By Sid Perkins
Gravel-lined streambeds remain relatively unscathed by many floods, according to a new model. This finding may make ecological and hydrological effects of deluges easier to predict.
The surface layers of gravel-lined streambeds often have higher proportions of large rocks than does the underlying sediment. This armor of stones provides a habitat for aquatic insects and juvenile fish, says Peter R. Wilcock, a geomorphologist at Johns Hopkins University in Baltimore. It also influences how much sediment can be swept away from the streambed as well as the rate at which water is exchanged between the stream and the porous strata beneath and beside it.
The faster water flows, the more sand and stones it can carry, and the larger those stones can be. Therefore, scientists have speculated that streambeds lose their pavement of large stones during floods but regain it as water levels and flow speeds return to normal. There’s been, however, a dearth of field data supporting or refuting that presumption, says Wilcock.
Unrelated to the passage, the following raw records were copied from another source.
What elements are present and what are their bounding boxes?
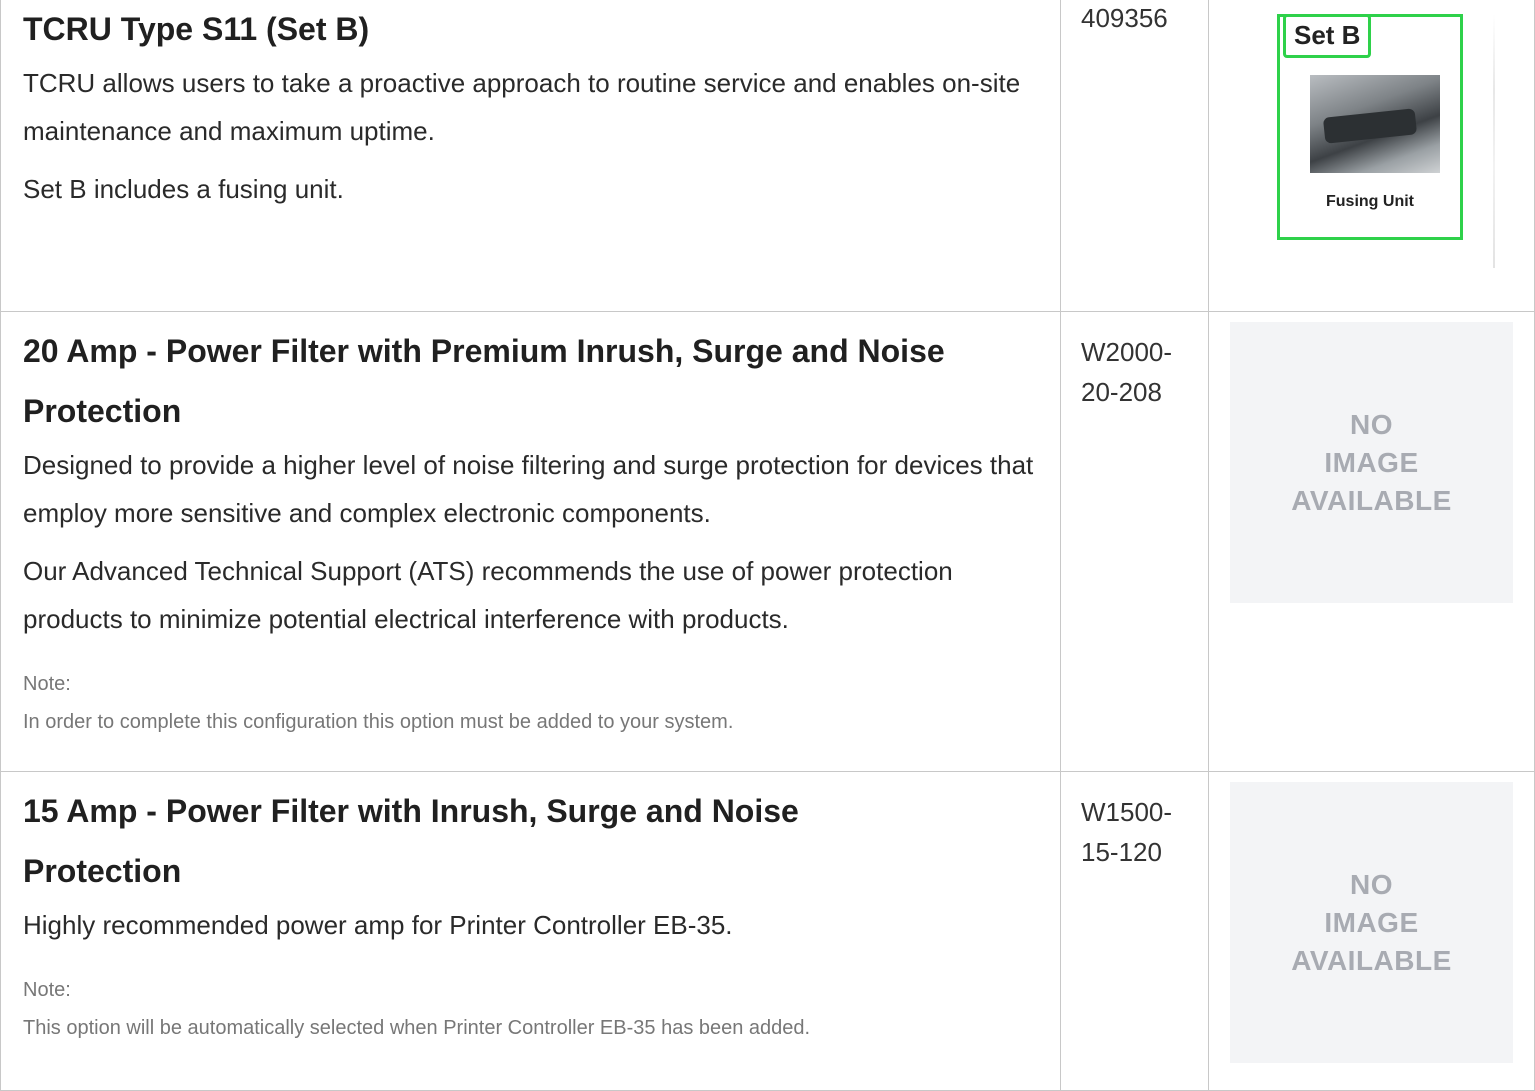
product-thumbnail[interactable]: Set B Fusing Unit bbox=[1277, 14, 1463, 240]
no-image-line: IMAGE bbox=[1324, 446, 1419, 478]
part-number-cell: W1500-15-120 bbox=[1060, 771, 1208, 1090]
options-table: TCRU Type S11 (Set B) TCRU allows users … bbox=[0, 0, 1535, 1091]
option-description: Our Advanced Technical Support (ATS) rec… bbox=[23, 556, 953, 634]
option-description: Designed to provide a higher level of no… bbox=[23, 450, 1034, 528]
option-description: Highly recommended power amp for Printer… bbox=[23, 910, 733, 940]
note-text: In order to complete this configuration … bbox=[23, 711, 734, 733]
no-image-line: NO bbox=[1349, 868, 1393, 900]
option-description: Set B includes a fusing unit. bbox=[23, 174, 344, 204]
note-text: This option will be automatically select… bbox=[23, 1017, 811, 1039]
fusing-unit-photo bbox=[1310, 75, 1440, 173]
option-title: TCRU Type S11 (Set B) bbox=[23, 11, 370, 47]
part-number: W1500-15-120 bbox=[1081, 797, 1173, 867]
no-image-placeholder: NO IMAGE AVAILABLE bbox=[1230, 322, 1513, 603]
description-cell: 15 Amp - Power Filter with Inrush, Surge… bbox=[1, 771, 1060, 1090]
no-image-line: AVAILABLE bbox=[1291, 484, 1452, 516]
note-label: Note: bbox=[23, 979, 71, 1001]
part-number: W2000-20-208 bbox=[1081, 337, 1173, 407]
description-cell: 20 Amp - Power Filter with Premium Inrus… bbox=[1, 311, 1060, 771]
no-image-line: NO bbox=[1349, 408, 1393, 440]
thumbnail-caption: Fusing Unit bbox=[1326, 193, 1414, 210]
option-description: TCRU allows users to take a proactive ap… bbox=[23, 68, 1021, 146]
note-label: Note: bbox=[23, 673, 71, 695]
image-cell: NO IMAGE AVAILABLE bbox=[1208, 771, 1534, 1090]
part-number-cell: W2000-20-208 bbox=[1060, 311, 1208, 771]
option-title: 15 Amp - Power Filter with Inrush, Surge… bbox=[23, 793, 799, 889]
table-row: 15 Amp - Power Filter with Inrush, Surge… bbox=[0, 771, 1535, 1091]
description-cell: TCRU Type S11 (Set B) TCRU allows users … bbox=[1, 0, 1060, 311]
part-number: 409356 bbox=[1081, 3, 1168, 33]
table-row: TCRU Type S11 (Set B) TCRU allows users … bbox=[0, 0, 1535, 312]
thumbnail-edge bbox=[1493, 14, 1495, 268]
no-image-line: IMAGE bbox=[1324, 906, 1419, 938]
table-row: 20 Amp - Power Filter with Premium Inrus… bbox=[0, 311, 1535, 772]
no-image-line: AVAILABLE bbox=[1291, 944, 1452, 976]
image-cell: NO IMAGE AVAILABLE bbox=[1208, 311, 1534, 771]
no-image-placeholder: NO IMAGE AVAILABLE bbox=[1230, 782, 1513, 1063]
set-tag: Set B bbox=[1283, 14, 1372, 58]
option-title: 20 Amp - Power Filter with Premium Inrus… bbox=[23, 333, 945, 429]
part-number-cell: 409356 bbox=[1060, 0, 1208, 311]
image-cell: Set B Fusing Unit bbox=[1208, 0, 1534, 311]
Although it’s easy for scientists to collect samples from a calm stream, it’s more difficult—and sometimes dangerous—to do the same in a torrent.
Now, Wilcock and his Johns Hopkins colleague Brendan T. DeTemple have developed a mathematical model of the pattern of streambed sedimentation. It suggests that bottom armor may persist even during moderate-to-large floods. The model was based on data gathered during laboratory experiments and field observations measuring the amount and size distribution of particles kicked up into suspension by different flows of water.
The new analyses predict that the median size of particles incorporated within a streambed’s surface rocks changes little over a wide range of water speeds, says Wilcock. Although an individual stone may be swept to a different location, it’s often replaced by a rock of similar size. This constancy could simplify the task of scientists who formulate models to predict how floods will disrupt streambed habitats, he notes. Wilcock and DeTemple describe their findings in the April 28 Geophysical Research Letters.
The new model concurs with field observations showing that many large stones hold their streambed positions even during moderate floods, says Michael A. Church, a hydrologist at the University of British Columbia in Vancouver. In one of his studies, only 30 percent of the larger-than-average stones in a streambed moved during a flood of the size typically experienced there once every 2 years.
Some creatures that live in streams have evolved to tolerate occasional ecological disturbances such as floods, says Martin Doyle of the University of North Carolina at Chapel Hill. The new research suggests that bottom-dwelling organisms, as well as young fish that hunker down along the riverbed, “may have more-permanent homes than we thought they did,” says Doyle.